ECE2017 19th European Congress of Endocrinology 2017 Clinical Endocrinology Trust Lecture (2 abstracts)
Italy.
PCOS is the most common hyperandrogenic disorder, with a high prevalence of metabolic comorbidities, including obesity and central fat distribution, insulin resistance and the metabolic syndrome. With this background, it should be accepted that androgen excess must be present in all women with PCOS. Thanks to the advance in measuring blood androgen levels by LC-MS/MS, it has become clear that almost all typical cases of PCOS have a variable pattern of androgen excess. An androgen profile including all major androgens should therefore be used for research purposes and clinical practice. The phenotype characterized by menses abnormalities and polycystic ovarian morphology but without androgen excess should be regarded as a separate entity. The presence of a dysmetabolic profile should also be used in the characterization of PCOS, specifically insulin resistance, which is commonly present in obese PCOS women but can also be detected in their normal-weight counterpart. In fact, there is evidence that androgen excess may play a crucial role in disrupting the metabolic pathway, in favouring aberrant visceral fat morphology and function, in favouring the development of insulin resistance and in increasing the susceptibility to develop glucose intolerance states and type 2 diabetes. Hirsutism is common in PCOS, however its correlation with blood androgen levels is weak or absent. Apart from the opportunity to use more objective methodologies to define it, much more research is needed on the potential role of cutaneous androgens.
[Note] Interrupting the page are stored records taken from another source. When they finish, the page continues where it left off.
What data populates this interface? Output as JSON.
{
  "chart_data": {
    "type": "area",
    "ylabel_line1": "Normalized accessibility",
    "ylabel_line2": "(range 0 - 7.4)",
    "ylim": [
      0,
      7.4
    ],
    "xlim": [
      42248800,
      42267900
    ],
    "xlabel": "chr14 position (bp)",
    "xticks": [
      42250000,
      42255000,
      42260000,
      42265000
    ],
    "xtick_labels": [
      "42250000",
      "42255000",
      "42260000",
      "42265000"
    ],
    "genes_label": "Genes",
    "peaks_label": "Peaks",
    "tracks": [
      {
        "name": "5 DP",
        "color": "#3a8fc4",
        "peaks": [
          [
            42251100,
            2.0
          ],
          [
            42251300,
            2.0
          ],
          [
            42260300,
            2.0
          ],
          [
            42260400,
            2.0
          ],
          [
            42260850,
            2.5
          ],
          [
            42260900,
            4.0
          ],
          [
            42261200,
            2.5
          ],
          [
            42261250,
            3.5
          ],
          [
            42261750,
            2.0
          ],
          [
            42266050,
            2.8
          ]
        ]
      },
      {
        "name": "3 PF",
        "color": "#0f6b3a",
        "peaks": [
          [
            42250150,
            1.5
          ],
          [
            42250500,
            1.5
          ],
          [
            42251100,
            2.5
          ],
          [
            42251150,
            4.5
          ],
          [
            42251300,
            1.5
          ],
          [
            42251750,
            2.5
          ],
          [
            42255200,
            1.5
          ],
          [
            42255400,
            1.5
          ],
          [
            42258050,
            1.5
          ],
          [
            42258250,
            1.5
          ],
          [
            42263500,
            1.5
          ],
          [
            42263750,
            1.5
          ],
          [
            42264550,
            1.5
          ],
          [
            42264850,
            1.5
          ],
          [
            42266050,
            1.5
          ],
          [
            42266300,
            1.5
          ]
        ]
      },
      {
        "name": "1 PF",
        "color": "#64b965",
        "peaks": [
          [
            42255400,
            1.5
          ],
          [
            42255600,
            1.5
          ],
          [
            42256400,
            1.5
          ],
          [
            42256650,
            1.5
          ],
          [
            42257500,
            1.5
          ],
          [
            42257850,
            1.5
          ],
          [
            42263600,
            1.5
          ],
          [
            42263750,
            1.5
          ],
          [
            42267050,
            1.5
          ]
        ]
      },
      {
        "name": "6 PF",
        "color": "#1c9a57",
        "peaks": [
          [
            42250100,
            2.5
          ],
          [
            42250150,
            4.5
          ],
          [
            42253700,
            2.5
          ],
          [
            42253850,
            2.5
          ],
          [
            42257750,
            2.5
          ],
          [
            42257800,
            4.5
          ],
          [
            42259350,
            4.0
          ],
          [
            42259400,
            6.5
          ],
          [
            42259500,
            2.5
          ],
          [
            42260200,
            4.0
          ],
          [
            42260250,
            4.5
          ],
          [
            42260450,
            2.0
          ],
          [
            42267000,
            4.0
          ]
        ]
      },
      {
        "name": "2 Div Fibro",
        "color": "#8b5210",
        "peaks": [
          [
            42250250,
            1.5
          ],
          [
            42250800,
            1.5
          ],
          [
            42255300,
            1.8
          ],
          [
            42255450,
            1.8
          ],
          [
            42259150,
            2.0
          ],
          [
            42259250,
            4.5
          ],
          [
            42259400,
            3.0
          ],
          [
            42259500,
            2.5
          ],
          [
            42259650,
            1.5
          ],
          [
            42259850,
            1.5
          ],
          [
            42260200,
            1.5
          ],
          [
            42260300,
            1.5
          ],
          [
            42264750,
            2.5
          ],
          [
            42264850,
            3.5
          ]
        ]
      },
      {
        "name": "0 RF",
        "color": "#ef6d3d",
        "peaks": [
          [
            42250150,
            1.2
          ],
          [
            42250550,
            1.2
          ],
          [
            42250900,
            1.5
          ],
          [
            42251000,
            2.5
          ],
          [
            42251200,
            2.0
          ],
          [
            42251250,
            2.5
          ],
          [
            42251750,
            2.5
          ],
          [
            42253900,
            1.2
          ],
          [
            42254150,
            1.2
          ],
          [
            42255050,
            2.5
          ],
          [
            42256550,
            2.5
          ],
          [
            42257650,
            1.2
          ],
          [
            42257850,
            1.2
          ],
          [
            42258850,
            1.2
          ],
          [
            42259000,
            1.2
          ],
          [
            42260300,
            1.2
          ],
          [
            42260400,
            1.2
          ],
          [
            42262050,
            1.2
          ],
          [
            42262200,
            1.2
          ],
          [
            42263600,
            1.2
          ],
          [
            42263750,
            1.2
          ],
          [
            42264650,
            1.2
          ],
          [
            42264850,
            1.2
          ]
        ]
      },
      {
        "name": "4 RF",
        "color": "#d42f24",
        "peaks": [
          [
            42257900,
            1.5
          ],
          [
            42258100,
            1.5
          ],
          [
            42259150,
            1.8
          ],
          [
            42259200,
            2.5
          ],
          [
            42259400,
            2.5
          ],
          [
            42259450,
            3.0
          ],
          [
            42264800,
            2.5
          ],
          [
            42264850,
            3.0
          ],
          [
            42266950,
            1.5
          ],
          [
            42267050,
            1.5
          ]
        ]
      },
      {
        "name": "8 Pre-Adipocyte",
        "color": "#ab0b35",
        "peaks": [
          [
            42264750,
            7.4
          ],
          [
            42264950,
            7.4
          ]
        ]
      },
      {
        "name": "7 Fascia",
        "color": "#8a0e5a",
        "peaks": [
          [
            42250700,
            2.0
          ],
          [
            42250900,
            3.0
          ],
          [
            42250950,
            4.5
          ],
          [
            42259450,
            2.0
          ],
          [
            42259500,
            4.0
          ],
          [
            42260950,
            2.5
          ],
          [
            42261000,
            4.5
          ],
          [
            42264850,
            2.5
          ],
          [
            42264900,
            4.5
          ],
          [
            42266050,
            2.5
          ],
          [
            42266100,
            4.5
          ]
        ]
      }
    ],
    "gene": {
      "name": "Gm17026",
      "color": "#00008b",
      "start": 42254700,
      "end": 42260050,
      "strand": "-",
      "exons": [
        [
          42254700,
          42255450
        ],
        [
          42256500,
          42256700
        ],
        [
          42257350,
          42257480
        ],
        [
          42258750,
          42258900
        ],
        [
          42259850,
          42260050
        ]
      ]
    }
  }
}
Finally, due to the relevant impact of obesity on PCOS and the fact that in many developed countries most PCOS women are obese, it can be suggested that a secondary form of PCOS related to obesity may exist. The concept of secondary PCOS can be extended to other pathological entities, particularly to the severe insulin resistant states, but also to other endocrinopathies and, finally, to specific drugs (particularly antiepileptics). As with other endocrine syndromes, we should therefore consider that PCOS, precisely because it is a syndrome, may include many different phenotypes, ranging from the classic to milder forms, and that a secondary PCOS may occur. Additional mild phenotypes without well defined androgen excess may have different pathophysiological mechanisms.